# Can I Play GTA IV without Pixel Shader 3.0 GPU :(



## AMIGA500 (Feb 4, 2009)

Hi all, 

I have a 256 MB Ati radeon x550, directx9.0 supported and pixel shader 2.0 supported (I guess) graphics card. I installed GTA IV successfully but the game didn't launch. Showing an "FATAL" error code DD3D50. I guess the problem is the requirement of pixel shader 3.0. Can I play that game with my GPU? Or is there any patch or a new release for the game.


----------



## RockmasteR (Aug 10, 2007)

a simple answer to your question is no, a more detailed answer is : absolutely not...
sorry for the disappointment but GTA IV is a very demanding game and needs at least a Geforce 7900
I have a GF 9400 GT and I don't want to get it cause I'll play it at the lowest settings...
your card can't even run the game as you did find out
maybe it's time to upgrade to a better card.
if you need to upgrade, post your PSU watts and amps under the 12V (you need to open your case and look at the PSU sticker)


----------



## Tiber Septim (Feb 9, 2006)

Hi.
The DD3D50 error means that a DirectX 9 video card is required.
If you are trying to play it on Vista, I suggest installing the latest version of DirectX 9.0c.
It won't make much of a difference anyway, you GPU is way below the minimum spec for the game. It requires a Nvidia 7900 or ATI X1900 or higher.

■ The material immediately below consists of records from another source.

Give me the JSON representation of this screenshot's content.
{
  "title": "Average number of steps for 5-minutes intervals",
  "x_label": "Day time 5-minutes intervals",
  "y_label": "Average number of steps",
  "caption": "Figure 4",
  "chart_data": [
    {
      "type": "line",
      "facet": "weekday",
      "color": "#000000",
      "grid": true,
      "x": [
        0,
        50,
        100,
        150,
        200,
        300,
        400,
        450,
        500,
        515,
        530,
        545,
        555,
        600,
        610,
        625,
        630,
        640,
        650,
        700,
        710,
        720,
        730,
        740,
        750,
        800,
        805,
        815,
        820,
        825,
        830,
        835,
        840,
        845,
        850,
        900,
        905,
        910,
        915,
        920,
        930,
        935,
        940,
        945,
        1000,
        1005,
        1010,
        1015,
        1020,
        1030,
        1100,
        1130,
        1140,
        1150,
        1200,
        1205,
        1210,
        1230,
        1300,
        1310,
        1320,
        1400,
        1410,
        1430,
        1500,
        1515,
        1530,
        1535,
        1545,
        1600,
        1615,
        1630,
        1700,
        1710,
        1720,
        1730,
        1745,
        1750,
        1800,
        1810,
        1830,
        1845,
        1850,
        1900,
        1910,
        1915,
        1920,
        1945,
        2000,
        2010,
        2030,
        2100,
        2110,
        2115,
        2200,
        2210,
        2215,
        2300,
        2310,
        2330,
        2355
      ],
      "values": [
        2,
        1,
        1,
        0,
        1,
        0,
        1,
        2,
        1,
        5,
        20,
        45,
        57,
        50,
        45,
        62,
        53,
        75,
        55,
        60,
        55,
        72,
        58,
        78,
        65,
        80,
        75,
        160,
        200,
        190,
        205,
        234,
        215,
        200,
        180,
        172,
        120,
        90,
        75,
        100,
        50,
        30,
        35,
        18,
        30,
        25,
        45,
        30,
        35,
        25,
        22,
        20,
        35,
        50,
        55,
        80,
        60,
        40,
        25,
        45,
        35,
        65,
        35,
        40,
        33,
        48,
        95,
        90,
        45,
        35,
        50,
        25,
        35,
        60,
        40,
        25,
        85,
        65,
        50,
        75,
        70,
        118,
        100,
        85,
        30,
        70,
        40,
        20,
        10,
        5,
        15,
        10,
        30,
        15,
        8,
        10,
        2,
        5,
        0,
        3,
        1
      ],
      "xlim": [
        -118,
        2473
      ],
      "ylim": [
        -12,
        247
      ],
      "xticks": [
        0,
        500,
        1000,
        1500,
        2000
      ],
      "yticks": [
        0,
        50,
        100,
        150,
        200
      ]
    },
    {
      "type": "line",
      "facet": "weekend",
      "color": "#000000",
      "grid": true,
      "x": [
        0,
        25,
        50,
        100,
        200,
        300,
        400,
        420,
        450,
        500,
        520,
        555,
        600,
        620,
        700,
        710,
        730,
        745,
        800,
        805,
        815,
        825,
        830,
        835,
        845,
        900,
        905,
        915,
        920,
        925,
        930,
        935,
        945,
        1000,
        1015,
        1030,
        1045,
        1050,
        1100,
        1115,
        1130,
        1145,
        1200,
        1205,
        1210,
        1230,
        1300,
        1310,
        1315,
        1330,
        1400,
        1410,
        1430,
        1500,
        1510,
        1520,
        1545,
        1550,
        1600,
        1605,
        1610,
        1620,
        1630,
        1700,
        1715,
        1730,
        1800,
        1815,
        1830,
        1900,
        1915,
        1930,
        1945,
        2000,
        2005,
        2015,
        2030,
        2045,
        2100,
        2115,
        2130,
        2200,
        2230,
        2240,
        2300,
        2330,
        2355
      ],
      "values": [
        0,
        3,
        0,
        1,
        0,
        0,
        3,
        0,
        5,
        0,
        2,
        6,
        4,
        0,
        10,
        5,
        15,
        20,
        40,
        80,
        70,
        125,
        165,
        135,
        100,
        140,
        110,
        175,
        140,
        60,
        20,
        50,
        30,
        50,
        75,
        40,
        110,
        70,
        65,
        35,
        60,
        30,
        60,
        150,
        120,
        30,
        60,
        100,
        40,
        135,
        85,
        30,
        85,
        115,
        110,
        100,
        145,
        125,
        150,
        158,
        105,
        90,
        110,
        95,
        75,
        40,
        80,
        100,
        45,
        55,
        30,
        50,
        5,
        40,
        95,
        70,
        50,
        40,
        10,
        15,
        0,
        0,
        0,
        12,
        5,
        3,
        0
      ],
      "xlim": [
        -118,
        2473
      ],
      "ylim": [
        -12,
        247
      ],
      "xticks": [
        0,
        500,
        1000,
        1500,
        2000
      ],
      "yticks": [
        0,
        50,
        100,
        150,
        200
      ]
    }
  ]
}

Edit: Rock beat me by a few seconds.


----------



## AMIGA500 (Feb 4, 2009)

Hımm.. That means this game requires a lot of money. Thanks for the quick answers.


----------



## McNinja (Jun 22, 2008)

if you upgrade your computer think about upgrading to play more games not just the one game

you'll feel better about yourself and justifing the cost of the upgrades which is gonna $$$ you


----------